7 Multiple linear regression I

7.1 Multiple Regression Models

7.1.1 First-Order Model with Two Predictor Variables

\[Y_i = \beta_0 + \beta_1X_{i1} + \beta_2X_{i2} + \varepsilon_i\]

regression surface/response surface
additive effects or not to interact
partial regression coefficients

7.1.2 First-Order Model with More than Two Predictor Variables

\[Y_i = \beta_0 + \beta_1X_{i1} + \beta_2X_{i2} + ... + \beta_{p-1}X_{i,p-1}+\varepsilon_i\]

\[Y_i = \beta_0 + \displaystyle\sum_{k=1}^{p-1}\beta_{k}X_{ik} + \varepsilon_i\]

\[Y_i = \displaystyle\sum_{k=0}^{p-1}\beta_{k}X_{ik} + \varepsilon_i,\text{ where }X_{i0} \equiv 1\]

hyperplane: the response function, which is a plane in more than two dimensions.

7.1.3 General Linear Regression Model

\[Y_i = \beta_0 + \beta_1X_{i1} + \beta_2X_{i2} + ... + \beta_{p-1}X_{i,p-1}+\varepsilon_i\]

where:

\(\beta_0, \beta_2, ..., \beta_{p-1}\) are parameters
\(X_{i1}, ..., X_{i,p-1}\) are known constants
\(\varepsilon_i\) are independent \(N(0,\sigma^2)\)
\(i = 1, ..., n\)
p-1 predictor variables
qualitative predictor variables
polynomia regression:

\[Y_i = \beta_0 + \beta_1X_{i1} + \beta_2X_{i1}^2 + \varepsilon_i\]

can be written as

\[Y_i = \beta_0 + \beta_1X_{i1} + \beta_2X_{i2} + \varepsilon_i\text{ if }X_{i2} = X_i^2\]

transformed variables:

\[logY_i = \beta_0 + \beta_1X_{i1} + \beta_2X_{i2} + \varepsilon_i\]

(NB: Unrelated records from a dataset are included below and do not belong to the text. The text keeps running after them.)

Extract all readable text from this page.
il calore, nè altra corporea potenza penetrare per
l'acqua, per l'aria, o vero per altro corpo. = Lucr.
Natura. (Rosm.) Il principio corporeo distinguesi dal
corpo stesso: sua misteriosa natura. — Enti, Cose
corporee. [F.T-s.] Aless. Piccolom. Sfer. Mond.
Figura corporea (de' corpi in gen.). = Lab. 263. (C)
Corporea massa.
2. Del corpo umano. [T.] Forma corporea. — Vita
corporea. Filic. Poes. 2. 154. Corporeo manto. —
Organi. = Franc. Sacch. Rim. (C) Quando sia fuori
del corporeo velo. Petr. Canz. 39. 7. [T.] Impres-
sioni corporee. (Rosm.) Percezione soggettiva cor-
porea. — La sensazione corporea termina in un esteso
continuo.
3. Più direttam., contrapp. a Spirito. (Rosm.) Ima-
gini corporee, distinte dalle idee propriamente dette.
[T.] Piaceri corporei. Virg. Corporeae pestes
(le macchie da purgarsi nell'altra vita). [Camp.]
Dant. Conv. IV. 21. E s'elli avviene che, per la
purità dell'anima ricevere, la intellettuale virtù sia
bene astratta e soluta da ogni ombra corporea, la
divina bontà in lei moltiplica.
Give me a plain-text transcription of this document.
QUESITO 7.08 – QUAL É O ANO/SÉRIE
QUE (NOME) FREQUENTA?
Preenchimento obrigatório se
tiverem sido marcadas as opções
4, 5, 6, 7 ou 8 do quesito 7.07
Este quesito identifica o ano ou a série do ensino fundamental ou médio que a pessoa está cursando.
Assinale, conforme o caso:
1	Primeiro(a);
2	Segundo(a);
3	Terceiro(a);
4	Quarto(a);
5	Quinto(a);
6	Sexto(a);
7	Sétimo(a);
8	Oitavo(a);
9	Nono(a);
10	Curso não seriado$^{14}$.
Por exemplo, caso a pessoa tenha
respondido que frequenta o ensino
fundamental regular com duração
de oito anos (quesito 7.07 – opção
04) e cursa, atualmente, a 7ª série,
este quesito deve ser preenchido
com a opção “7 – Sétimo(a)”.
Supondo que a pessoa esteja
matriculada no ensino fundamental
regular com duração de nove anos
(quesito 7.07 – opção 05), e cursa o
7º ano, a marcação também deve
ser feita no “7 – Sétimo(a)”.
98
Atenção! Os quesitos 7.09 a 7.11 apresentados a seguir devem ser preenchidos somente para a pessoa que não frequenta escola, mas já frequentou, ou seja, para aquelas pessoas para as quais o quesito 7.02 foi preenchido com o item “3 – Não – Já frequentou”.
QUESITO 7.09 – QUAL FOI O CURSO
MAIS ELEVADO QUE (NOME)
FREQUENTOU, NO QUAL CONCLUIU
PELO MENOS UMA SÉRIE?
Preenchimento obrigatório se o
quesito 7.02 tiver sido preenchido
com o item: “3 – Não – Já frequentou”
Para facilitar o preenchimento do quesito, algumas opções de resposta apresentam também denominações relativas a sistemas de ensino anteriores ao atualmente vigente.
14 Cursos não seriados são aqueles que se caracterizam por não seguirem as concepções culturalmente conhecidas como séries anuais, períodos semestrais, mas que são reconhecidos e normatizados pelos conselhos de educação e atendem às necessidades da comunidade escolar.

can be treated as a general linear regression model:

\[Y_i^{'} = \beta_0 + \beta_1X_{i1} + \beta_2X_{i2} + \varepsilon_i\text{ if }Y_i^{'}=logY_i\]

interaction effects

\[Y_i = \beta_0 + \beta_1X_{i1} + \beta_2X_{i2} + \beta_3X_{i1}X_{i2} + \varepsilon_i\]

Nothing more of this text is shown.